The minutes are published up to April of last year, under the chairmanship of Prof. Jon Drori, senior Thoughtsmith (there were two of the blighters). No one seems to know whether the Council has disbanded, gone to ground or just stopped publishing minutes.
The minutes are worth reading, as source material for a modern comedy of the higher-grade, media class riff-raff.
But for those without the time: rearrange the following words and phrases from two years of minutes, into a inspirational, innovative, mold-busting, ground-breaking, outreach strategy:
Rallying cry for change, Channel Four’s youth and diversity team, Radio 1 partnerships, fun-based events, video pieces, podcasts, written work and even art and poetry, capturing and sharing images, mumsnet, champions, permeable parliament, real momentum, mindset of experimentation, Reichstag for the people, Russell Brand, Joanna Lumley, iterate, curate, a booth, something on the scale of the Olympic Delivery Authority, on their turf, changes to the “product”, eye-catching, cross-cutting select committee co-operation, stunty, Take Your MP to Work Day, serious masterplan, like the Meltdown festival, dress-down Friday, alternative language, what real people think, and Danny Boyle.

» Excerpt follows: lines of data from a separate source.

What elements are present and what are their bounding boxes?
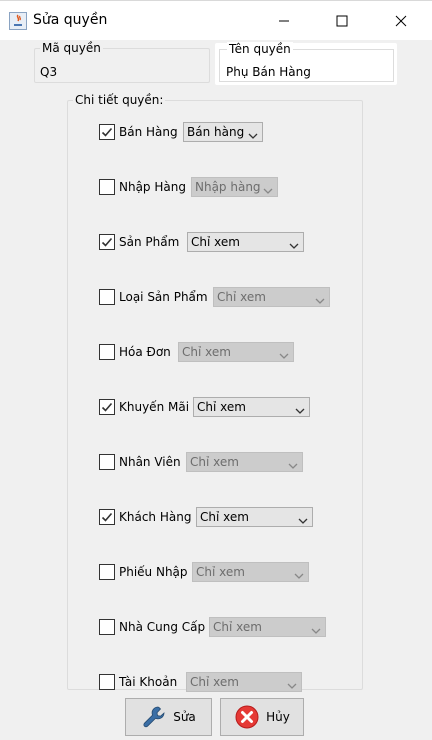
permission-level-select: Chỉ xem bbox=[192, 562, 309, 582]
permission-label: Nhập Hàng bbox=[119, 180, 186, 194]
role-id-value: Q3 bbox=[40, 65, 58, 79]
permission-label: Hóa Đơn bbox=[119, 345, 171, 359]
permission-level-value: Chỉ xem bbox=[197, 400, 246, 414]
permission-level-select[interactable]: Bán hàng bbox=[183, 122, 263, 142]
chevron-down-icon bbox=[263, 184, 273, 198]
role-id-field: Mã quyền Q3 bbox=[34, 41, 210, 83]
permission-checkbox[interactable] bbox=[99, 399, 115, 415]
checkmark-icon bbox=[101, 237, 113, 247]
chevron-down-icon bbox=[279, 349, 289, 363]
permission-label: Nhà Cung Cấp bbox=[119, 620, 206, 634]
chevron-down-icon bbox=[298, 514, 308, 528]
permission-checkbox[interactable] bbox=[99, 124, 115, 140]
permission-label: Khách Hàng bbox=[119, 510, 192, 524]
role-name-label: Tên quyền bbox=[227, 42, 293, 56]
cancel-button[interactable]: Hủy bbox=[220, 698, 304, 736]
permission-checkbox[interactable] bbox=[99, 619, 115, 635]
permission-level-select[interactable]: Chỉ xem bbox=[196, 507, 313, 527]
minimize-icon bbox=[279, 20, 289, 22]
permission-level-select[interactable]: Chỉ xem bbox=[193, 397, 310, 417]
permission-level-select: Chỉ xem bbox=[186, 672, 302, 692]
maximize-icon bbox=[336, 15, 348, 27]
permission-level-select: Chỉ xem bbox=[178, 342, 294, 362]
permission-level-value: Bán hàng bbox=[187, 125, 245, 139]
permission-checkbox[interactable] bbox=[99, 234, 115, 250]
chevron-down-icon bbox=[288, 459, 298, 473]
role-name-input[interactable]: Phụ Bán Hàng bbox=[226, 65, 311, 79]
close-circle-icon bbox=[235, 705, 259, 729]
permission-level-select: Chỉ xem bbox=[209, 617, 326, 637]
java-app-icon bbox=[9, 12, 27, 30]
maximize-button[interactable] bbox=[313, 1, 371, 41]
window-title: Sửa quyền bbox=[33, 12, 108, 28]
permission-level-select: Nhập hàng bbox=[191, 177, 278, 197]
permission-label: Khuyến Mãi bbox=[119, 400, 190, 414]
permission-checkbox[interactable] bbox=[99, 344, 115, 360]
permission-level-value: Nhập hàng bbox=[195, 180, 261, 194]
save-button[interactable]: Sửa bbox=[125, 698, 212, 736]
wrench-icon bbox=[143, 706, 165, 728]
save-button-label: Sửa bbox=[173, 710, 196, 724]
chevron-down-icon bbox=[295, 404, 305, 418]
checkmark-icon bbox=[101, 512, 113, 522]
permission-details-label: Chi tiết quyền: bbox=[73, 93, 166, 107]
permission-level-value: Chỉ xem bbox=[191, 235, 240, 249]
chevron-down-icon bbox=[315, 294, 325, 308]
chevron-down-icon bbox=[294, 569, 304, 583]
permission-checkbox[interactable] bbox=[99, 179, 115, 195]
permission-checkbox[interactable] bbox=[99, 564, 115, 580]
chevron-down-icon bbox=[289, 239, 299, 253]
permission-level-value: Chỉ xem bbox=[213, 620, 262, 634]
permission-label: Sản Phẩm bbox=[119, 235, 180, 249]
minimize-button[interactable] bbox=[255, 1, 313, 41]
chevron-down-icon bbox=[248, 129, 258, 143]
chevron-down-icon bbox=[311, 624, 321, 638]
permission-label: Bán Hàng bbox=[119, 125, 178, 139]
permission-level-select: Chỉ xem bbox=[213, 287, 330, 307]
close-button[interactable] bbox=[372, 1, 430, 41]
checkmark-icon bbox=[101, 127, 113, 137]
role-id-label: Mã quyền bbox=[40, 41, 103, 55]
role-name-field[interactable]: Tên quyền Phụ Bán Hàng bbox=[215, 42, 397, 85]
permission-checkbox[interactable] bbox=[99, 454, 115, 470]
permission-level-value: Chỉ xem bbox=[217, 290, 266, 304]
permission-checkbox[interactable] bbox=[99, 674, 115, 690]
permission-level-select: Chỉ xem bbox=[186, 452, 303, 472]
permission-checkbox[interactable] bbox=[99, 509, 115, 525]
permission-level-value: Chỉ xem bbox=[190, 455, 239, 469]
permission-level-select[interactable]: Chỉ xem bbox=[187, 232, 304, 252]
close-icon bbox=[395, 15, 407, 27]
permission-level-value: Chỉ xem bbox=[196, 565, 245, 579]
permission-label: Loại Sản Phẩm bbox=[119, 290, 208, 304]
title-bar: Sửa quyền bbox=[0, 0, 432, 40]
permission-checkbox[interactable] bbox=[99, 289, 115, 305]
permission-label: Nhân Viên bbox=[119, 455, 181, 469]
permission-level-value: Chỉ xem bbox=[190, 675, 239, 689]
permission-label: Tài Khoản bbox=[119, 675, 178, 689]
permission-level-value: Chỉ xem bbox=[200, 510, 249, 524]
permission-label: Phiếu Nhập bbox=[119, 565, 188, 579]
permission-level-value: Chỉ xem bbox=[182, 345, 231, 359]
cancel-button-label: Hủy bbox=[266, 710, 290, 724]
chevron-down-icon bbox=[287, 679, 297, 693]
checkmark-icon bbox=[101, 402, 113, 412]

Some of their recommendations were put in front of a couple of MPs.
The idea that they weren’t trying to engage with the public (or voters as they’re called) caused some surprise. The idea that they weren’t “in touch with” the concerns and problems of their constituents was met with hollow laughter. And the Take Your MP to Work Day (the only enduring idea of the Council) was found to be beneath articulable contempt.
But for sheer ignorant arrogance, the prize-winning sentence was: “A sub-group will meet to consider visual language and purpose of Parliament”.
That’s a bit outside the circumference of media monkeys.
The purpose of the group must have been to advise the Speaker to do what he wanted to do anyway. Did something go wrong somewhere?